Combining two fields into an array of values with the Aggregation Framework is possible, but definitely isn't as straightforward as it could be (at least as at MongoDB 2.2.0).
Here is an example:
db.metrics.aggregate(
// Find matching documents first (can take advantage of index)
{ $match : {
'array_serial' : array,
'port_name' : { $in : ports},
'datetime' : { $gte : from, $lte : to}
}},
// Project desired fields and add an extra $index for # of array elements
{ $project: {
port_name: 1,
datetime: 1,
metric: 1,
index: { $const:[0,1] }
}},
// Split into document stream based on $index
{ $unwind: '$index' },
// Re-group data using conditional to create array [$datetime, $metric]
{ $group: {
_id: { id: '$_id', port_name: '$port_name' },
data: {
$push: { $cond:[ {$eq:['$index', 0]}, '$datetime', '$metric'] }
},
}},
// Sort results
{ $sort: { _id:1 } },
// Final group by port_name with data array and count
{ $group: {
_id: '$_id.port_name',
data: { $push: '$data' },
count: { $sum: 1 }
}}
)
MongoDB 2.6 made this a lot easier by introducing $map, which allows a simplier form of array transposition:
db.metrics.aggregate([
{ "$match": {
"array_serial": array,
"port_name": { "$in": ports},
"datetime": { "$gte": from, "$lte": to }
}},
{ "$group": {
"_id": "$port_name",
"data": {
"$push": {
"$map": {
"input": [0,1],
"as": "index",
"in": {
"$cond": [
{ "$eq": [ "$$index", 0 ] },
"$datetime",
"$metric"
]
}
}
}
},
"count": { "$sum": 1 }
}}
])
Where much like the approach with $unwind, you supply an array as "input" to the map operation consisting of two values and then essentially replace those values with the field values you want via the $cond operation.
This actually removes all the pipeline juggling required to transform the document as was required in previous releases and just leaves the actual aggregation to the job at hand, which is basically accumulating per "port_name" value, and the transformation to array is no longer a problem area.
Building arrays in the aggregation framework without $push and $addToSet is something that seems to be lacking.
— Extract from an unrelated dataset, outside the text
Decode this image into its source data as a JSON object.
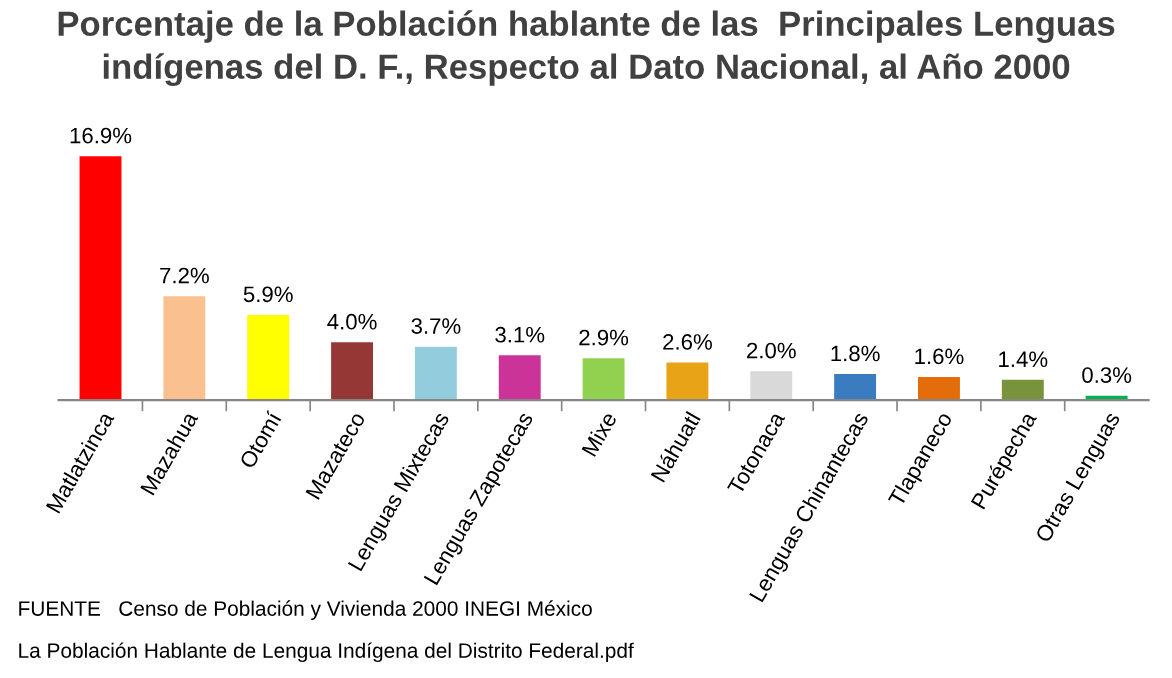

I've tried to get this to work before, and failed. It would be awesome if you could just do:
data : {$push: [$datetime, $metric]}
in the $group, but that doesn't work.
Also, building "literal" objects like this doesn't work:
data : {$push: {literal:[$datetime, $metric]}}
or even data : {$push: {literal:$datetime}}
I hope they eventually come up with some better ways of massaging this sort of data.